In remarks to reporters in Geneva, Treasury Secretary Scott Bessent and U.S. Trade Representative Jamieson Greer struck an optimistic tone regarding the state of a potential trade agreement with China, noting that the administration would provide additional details on Monday.

“I’m happy to report that we made substantial progress between the United States and China in the very important trade talks,” Bessent told reporters, adding that “the talks were productive.”

Greer appeared to reference an agreement between the two sides as he touted the talks as constructive.

“This was, as the secretary pointed out, a very constructive two days,” Greer said. “It’s important to understand how quickly we were able to come to agreement, which reflects that perhaps the differences were not so large as maybe thought. That being said, there was a lot of groundwork that went into these two days.”

A spokesperson for the Chinese embassy in Washington, D.C. did not immediately respond to a request for comment on Sunday.

Heading into the weekend, White House officials indicated they were eager to negotiate, even as they insisted the U.S. would not unilaterally lower the duties without concessions from the Chinese. 

“I think we’re going to have a good weekend with China,” Trump said during Thursday’s presentation of a preliminary U.K. trade agreement.

“De-escalating, bringing those rates down to where they could, where they should be, I think it’s Scott Bessent’s goal,” Commerce Secretary Howard Lutnick told CNBC on Friday, referring to the treasury secretary. “And that’s what the president hopes is a good outcome; it’s a de-escalating world where we go back to each other and then we work on a big deal together.”

While Trump has attempted to soften the aggressive posture he demonstrated during his “Liberation Day” speech last month, critics say the new approach has instead been marked by uncertainty and half-measures. Analysts with the Capital Economics consultancy pointed to the preliminary agreement announced by the U.S. and the U.K. on Thursday as evidence of “Trump’s desperation to show progress on trade.”

“The ‘full and comprehensive’ trade deal between the US and the UK announced in a rush today by President Donald Trump and PM Keir Starmer is no such thing,” the analysts wrote in a note to clients shortly after the agreement was announced. “As Trump admitted in his press conference, the ‘final details’ still need to be ‘written up in the coming weeks.’”

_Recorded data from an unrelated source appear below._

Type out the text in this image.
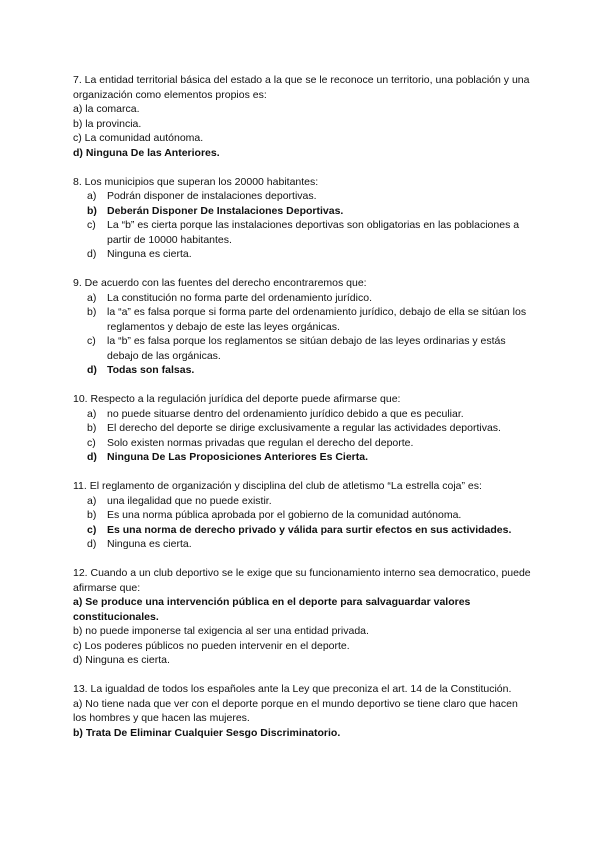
7. La entidad territorial básica del estado a la que se le reconoce un territorio, una población y una organización como elementos propios es:
a) la comarca.
b) la provincia.
c) La comunidad autónoma.
d) Ninguna De las Anteriores.
8. Los municipios que superan los 20000 habitantes:
a) Podrán disponer de instalaciones deportivas.
b) Deberán Disponer De Instalaciones Deportivas.
c) La “b” es cierta porque las instalaciones deportivas son obligatorias en las poblaciones a partir de 10000 habitantes.
d) Ninguna es cierta.
9. De acuerdo con las fuentes del derecho encontraremos que:
a) La constitución no forma parte del ordenamiento jurídico.
b) la “a” es falsa porque si forma parte del ordenamiento jurídico, debajo de ella se sitúan los reglamentos y debajo de este las leyes orgánicas.
c) la “b” es falsa porque los reglamentos se sitúan debajo de las leyes ordinarias y estás debajo de las orgánicas.
d) Todas son falsas.
10. Respecto a la regulación jurídica del deporte puede afirmarse que:
a) no puede situarse dentro del ordenamiento jurídico debido a que es peculiar.
b) El derecho del deporte se dirige exclusivamente a regular las actividades deportivas.
c) Solo existen normas privadas que regulan el derecho del deporte.
d) Ninguna De Las Proposiciones Anteriores Es Cierta.
11. El reglamento de organización y disciplina del club de atletismo “La estrella coja” es:
a) una ilegalidad que no puede existir.
b) Es una norma pública aprobada por el gobierno de la comunidad autónoma.
c) Es una norma de derecho privado y válida para surtir efectos en sus actividades.
d) Ninguna es cierta.
12. Cuando a un club deportivo se le exige que su funcionamiento interno sea democratico, puede afirmarse que:
a) Se produce una intervención pública en el deporte para salvaguardar valores constitucionales.
b) no puede imponerse tal exigencia al ser una entidad privada.
c) Los poderes públicos no pueden intervenir en el deporte.
d) Ninguna es cierta.
13. La igualdad de todos los españoles ante la Ley que preconiza el art. 14 de la Constitución.
a) No tiene nada que ver con el deporte porque en el mundo deportivo se tiene claro que hacen los hombres y que hacen las mujeres.
b) Trata De Eliminar Cualquier Sesgo Discriminatorio.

The dizzying trend continued Friday, when Trump posted on social media that reducing tariffs on Chinese imports from 145% to 80% “seems right,” only to have White House press secretary Karoline Leavitt say later in the day that the figure was simply one the president “threw out there.”

Bessent has previously characterized Trump’s approach as “strategic uncertainty.”

And in a post on Truth Social on Friday, Trump called the agreement with the U.K. “AMAZING for both Countries,” saying the parent of British Airways had ordered $10 billion worth of new Boeing planes, though officials with the airline’s parent company, IAG, have said the order did not come about as a result of the trade negotiations.

“We’re going to make a fortune with Tariffs, only smart people understand that,” Trump wrote.

The U.S. tariff rate on China climbed to 145% last month, after the president signed an executive order imposing 125% duties on all imports from that nation on top of 20% duties imposed at the outset of his second term in response to China’s alleged inaction on fentanyl flows.

China, in turn, responded with 125% duties on imports from the U.S. while sharply condemning the Trump administration’s tariff actions and saying it would no longer engage in retaliatory increases.

China may have already found a way to get around the 145% duties. On Friday, it released data that showed its exports had climbed 8.1% year over year in April amid a surge in shipments to other Southeast Asian nations. That’s an indication that China may simply be using a trans-shipment strategy to circumvent the duties, experts told CNBC.

It is too soon to say whether fears of shortages on U.S. shelves will come to fruition, but the logistics group Flexport reported last week that Pacific Ocean carriers were withdrawing capacity “at faster rates than COVID” in anticipation of reduced demand.